In-memory vs. On-disk Vector Databases
In-memory vector databases keep the ANN index (and often vectors) in RAM, giving the lowest latency and highest throughput for search—but capacity is limited by memory and cost. On-disk (or hybrid) systems store the index and vectors on SSD/disk, using layouts like Disk-ANN or mmap so that queries don’t require loading everything into RAM.
Summary
- In-memory: the ANN index and vectors live in RAM; lowest latency and highest throughput, but capacity and cost are limited by memory.
- On-disk: index and vectors on SSD/disk using layouts like Disk-ANN or mmap; scales to billions and lowers cost; latency is higher and more variable due to I/O.
- Hybrid / tiered: hot data in RAM, cold on disk or tiered storage (e.g. S3); single query path may touch both. Persistence via WAL and compaction; index loading from disk matters for in-memory restart.
- Choose in-memory when the dataset fits in RAM and you need single-digit ms p99; choose on-disk or hybrid when you need scale or lower cost per GB.
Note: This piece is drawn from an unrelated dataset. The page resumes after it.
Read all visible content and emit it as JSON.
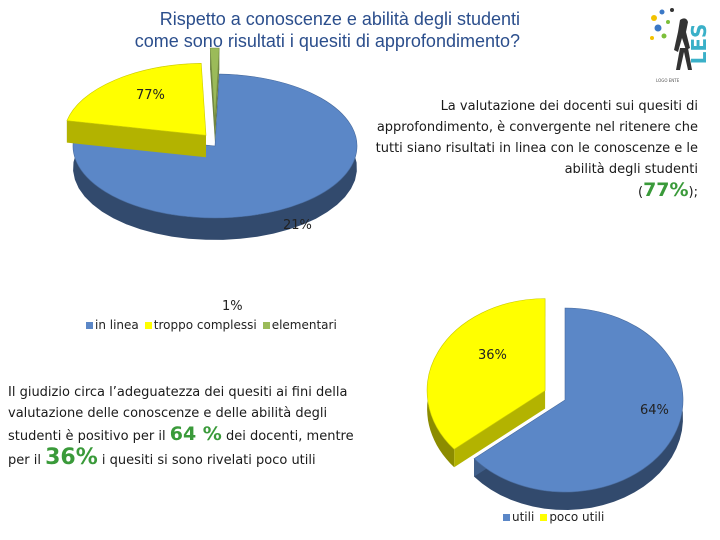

- Practical tip: estimate index size vs. RAM; set a latency target; use WAL and snapshots for durability even when the live index is in-memory.
When to choose in-memory
In-memory is ideal when the dataset fits in RAM and you need single-digit millisecond p99. Hot collections are often kept in memory while cold ones live on disk. Persistence still matters: in-memory DBs use write-ahead logs and snapshots so that data can be restored after restart.
Pipeline: all vector and index data in RAM; queries hit memory only; writes go to WAL then index. Trade-off: lowest latency and highest QPS vs. limited capacity and higher cost per GB. Practical tip: if your index fits in RAM and you need single-digit ms p99, in-memory (with WAL and snapshots) is the simplest.
When to choose on-disk or hybrid
On-disk scales to billions of vectors and reduces cost per GB; latency is higher and more variable due to I/O. The choice affects durability guarantees and operational cost. Hybrid designs (e.g. index on SSD with mmap, or tiered storage) balance capacity and latency.
On-disk pipeline: index and vectors on SSD; query loads only needed pages (e.g. graph nodes, IVF lists); cache hot data in RAM. Hybrid: hot segments in RAM, cold on disk or S3; query may merge results from both. Trade-off: scale and cost vs. latency and implementation complexity.
Persistence and recovery
Even in-memory systems need durability: WAL and snapshots are written to disk so that after a crash or restart, the index can be restored by replaying the log and loading from disk. On-disk designs still use RAM for caching (e.g. graph nodes, codebooks); the full index does not have to fit in memory.
Frequently Asked Questions
Can an in-memory VDB be durable?
Yes. WAL and snapshots are written to disk; after restart you replay the log and restore. Durability is about “committed data survives crash,” not where the live index lives.
What is a hybrid setup?
Often: hot data or recent segments in RAM, older segments or cold collections on SSD/disk (or S3), with a single query path that may touch both.
Does on-disk mean no RAM usage?
No. On-disk indexes still use RAM for caching (e.g. graph nodes, codebooks). The difference is that the full index doesn’t have to fit in memory.
How do I decide for my workload?
Estimate index size and compare to available RAM; set a latency target. If you fit in RAM and need low latency, in-memory (with persistence) is simpler. If you don’t fit or want lower cost, use on-disk or tiered.